Im alive (barely)
So just thought I would post to let you know that I am alive, barely. Last week I actually wished I was dead, how far down the depression hole I have fallen…
The sadness and pain in my heart is still very raw but with the fantastic support of friends and family the healing has begun. I always thought that i would do whatever it takes, how ever many IVF’s needed but I cant keep on knocking my head against a brick wall and getting no-where.
When Dr V called about my beta he mentioned the “D” word (donor). It seems that having done 4 IVF’s with 1 m/c he is worried that we might just continue to waste our time and money. I guess he is right.
The “D” word scares me a bit, still need time to digest it. We both do. But I guess it may be the only way out considering our history.
Oh Dee! I”m so sorry Love. I know what you mean about just running into the same brick wall all the time. It has to end at some point.
Don’t make any decisions now, let hat “D” word sink in a bit.
Thinking of u!
xx
Thinking of you Dee. Making a decision to use donor eggs is not easy. Hope you feel better soon. (((HUGS)))
I’m glad you’re alive, if only barely as you say.
Take all the time you need – someone once told me we draw these lines in the sand and think, “this far and no further” and then we keep erasing those lines and drawing new ones.

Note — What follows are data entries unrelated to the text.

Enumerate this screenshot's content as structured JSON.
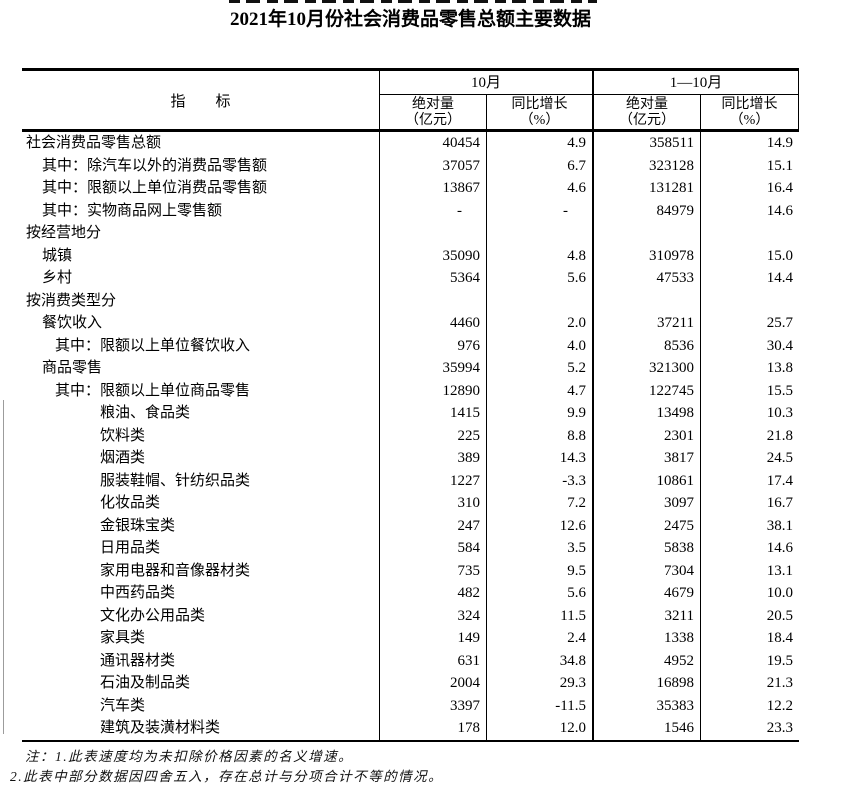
{
  "title": "2021年10月份社会消费品零售总额主要数据",
  "table": {
    "stub_header": "指　　标",
    "col_groups": [
      {
        "label": "10月"
      },
      {
        "label": "1—10月"
      }
    ],
    "sub_headers": [
      {
        "l1": "绝对量",
        "l2": "（亿元）"
      },
      {
        "l1": "同比增长",
        "l2": "（%）"
      },
      {
        "l1": "绝对量",
        "l2": "（亿元）"
      },
      {
        "l1": "同比增长",
        "l2": "（%）"
      }
    ],
    "rows": [
      {
        "label": "社会消费品零售总额",
        "indent": 0,
        "values": [
          "40454",
          "4.9",
          "358511",
          "14.9"
        ]
      },
      {
        "label": "其中：除汽车以外的消费品零售额",
        "indent": 1,
        "values": [
          "37057",
          "6.7",
          "323128",
          "15.1"
        ]
      },
      {
        "label": "其中：限额以上单位消费品零售额",
        "indent": 1,
        "values": [
          "13867",
          "4.6",
          "131281",
          "16.4"
        ]
      },
      {
        "label": "其中：实物商品网上零售额",
        "indent": 1,
        "values": [
          "-",
          "-",
          "84979",
          "14.6"
        ]
      },
      {
        "label": "按经营地分",
        "indent": 0,
        "values": [
          "",
          "",
          "",
          ""
        ]
      },
      {
        "label": "城镇",
        "indent": 1,
        "values": [
          "35090",
          "4.8",
          "310978",
          "15.0"
        ]
      },
      {
        "label": "乡村",
        "indent": 1,
        "values": [
          "5364",
          "5.6",
          "47533",
          "14.4"
        ]
      },
      {
        "label": "按消费类型分",
        "indent": 0,
        "values": [
          "",
          "",
          "",
          ""
        ]
      },
      {
        "label": "餐饮收入",
        "indent": 1,
        "values": [
          "4460",
          "2.0",
          "37211",
          "25.7"
        ]
      },
      {
        "label": "其中：限额以上单位餐饮收入",
        "indent": 2,
        "values": [
          "976",
          "4.0",
          "8536",
          "30.4"
        ]
      },
      {
        "label": "商品零售",
        "indent": 1,
        "values": [
          "35994",
          "5.2",
          "321300",
          "13.8"
        ]
      },
      {
        "label": "其中：限额以上单位商品零售",
        "indent": 2,
        "values": [
          "12890",
          "4.7",
          "122745",
          "15.5"
        ]
      },
      {
        "label": "粮油、食品类",
        "indent": 3,
        "values": [
          "1415",
          "9.9",
          "13498",
          "10.3"
        ]
      },
      {
        "label": "饮料类",
        "indent": 3,
        "values": [
          "225",
          "8.8",
          "2301",
          "21.8"
        ]
      },
      {
        "label": "烟酒类",
        "indent": 3,
        "values": [
          "389",
          "14.3",
          "3817",
          "24.5"
        ]
      },
      {
        "label": "服装鞋帽、针纺织品类",
        "indent": 3,
        "values": [
          "1227",
          "-3.3",
          "10861",
          "17.4"
        ]
      },
      {
        "label": "化妆品类",
        "indent": 3,
        "values": [
          "310",
          "7.2",
          "3097",
          "16.7"
        ]
      },
      {
        "label": "金银珠宝类",
        "indent": 3,
        "values": [
          "247",
          "12.6",
          "2475",
          "38.1"
        ]
      },
      {
        "label": "日用品类",
        "indent": 3,
        "values": [
          "584",
          "3.5",
          "5838",
          "14.6"
        ]
      },
      {
        "label": "家用电器和音像器材类",
        "indent": 3,
        "values": [
          "735",
          "9.5",
          "7304",
          "13.1"
        ]
      },
      {
        "label": "中西药品类",
        "indent": 3,
        "values": [
          "482",
          "5.6",
          "4679",
          "10.0"
        ]
      },
      {
        "label": "文化办公用品类",
        "indent": 3,
        "values": [
          "324",
          "11.5",
          "3211",
          "20.5"
        ]
      },
      {
        "label": "家具类",
        "indent": 3,
        "values": [
          "149",
          "2.4",
          "1338",
          "18.4"
        ]
      },
      {
        "label": "通讯器材类",
        "indent": 3,
        "values": [
          "631",
          "34.8",
          "4952",
          "19.5"
        ]
      },
      {
        "label": "石油及制品类",
        "indent": 3,
        "values": [
          "2004",
          "29.3",
          "16898",
          "21.3"
        ]
      },
      {
        "label": "汽车类",
        "indent": 3,
        "values": [
          "3397",
          "-11.5",
          "35383",
          "12.2"
        ]
      },
      {
        "label": "建筑及装潢材料类",
        "indent": 3,
        "values": [
          "178",
          "12.0",
          "1546",
          "23.3"
        ]
      }
    ]
  },
  "notes": [
    "注：1.此表速度均为未扣除价格因素的名义增速。",
    "2.此表中部分数据因四舍五入，存在总计与分项合计不等的情况。"
  ]
}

Even IVF was a very definite line for us and here we are.
But take your time – I’m praying for you!
oh dee. 😦 this breaks my heart. i hate that you have to go through this. really. every decision around IF sucks and is so emotionally taxing. especially now.

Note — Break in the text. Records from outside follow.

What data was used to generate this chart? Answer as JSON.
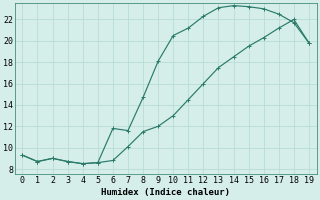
{
  "xlabel": "Humidex (Indice chaleur)",
  "ylabel": "",
  "bg_color": "#d5eeea",
  "grid_color": "#b8ddd8",
  "line_color": "#2a7a6a",
  "xlim": [
    -0.5,
    19.5
  ],
  "ylim": [
    7.5,
    23.5
  ],
  "xticks": [
    0,
    1,
    2,
    3,
    4,
    5,
    6,
    7,
    8,
    9,
    10,
    11,
    12,
    13,
    14,
    15,
    16,
    17,
    18,
    19
  ],
  "yticks": [
    8,
    10,
    12,
    14,
    16,
    18,
    20,
    22
  ],
  "upper_x": [
    0,
    1,
    2,
    3,
    4,
    5,
    6,
    7,
    8,
    9,
    10,
    11,
    12,
    13,
    14,
    15,
    16,
    17,
    18,
    19
  ],
  "upper_y": [
    9.3,
    8.7,
    9.0,
    8.7,
    8.5,
    8.6,
    11.8,
    11.6,
    14.7,
    18.1,
    20.5,
    21.2,
    22.3,
    23.1,
    23.3,
    23.2,
    23.0,
    22.5,
    21.7,
    19.8
  ],
  "lower_x": [
    0,
    1,
    2,
    3,
    4,
    5,
    6,
    7,
    8,
    9,
    10,
    11,
    12,
    13,
    14,
    15,
    16,
    17,
    18,
    19
  ],
  "lower_y": [
    9.3,
    8.7,
    9.0,
    8.7,
    8.5,
    8.6,
    8.8,
    10.1,
    11.5,
    12.0,
    13.0,
    14.5,
    16.0,
    17.5,
    18.5,
    19.5,
    20.3,
    21.2,
    22.0,
    19.8
  ],
  "marker_size": 2.5,
  "line_width": 0.85,
  "font_size": 6.5,
  "xlabel_fontsize": 6.5,
  "tick_fontsize": 6.0,
  "figsize": [
    3.2,
    2.0
  ],
  "dpi": 100
}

hang in there. thinking about you. **hugs**
Honey, glad to hear you’re (barely) alive. I’ve been thinking about you and praying for you. Deciding to move forward with Donor is huge – take your time to digest, research and then make your decisions.
HUGS
xxx
I thought of you when I read this
http://LifeAndLoveInThePetriDish/thoughts-from-general-infertiilty.html
Are you coming to the group next week?
I’m so sorry. I hope things feel better soon.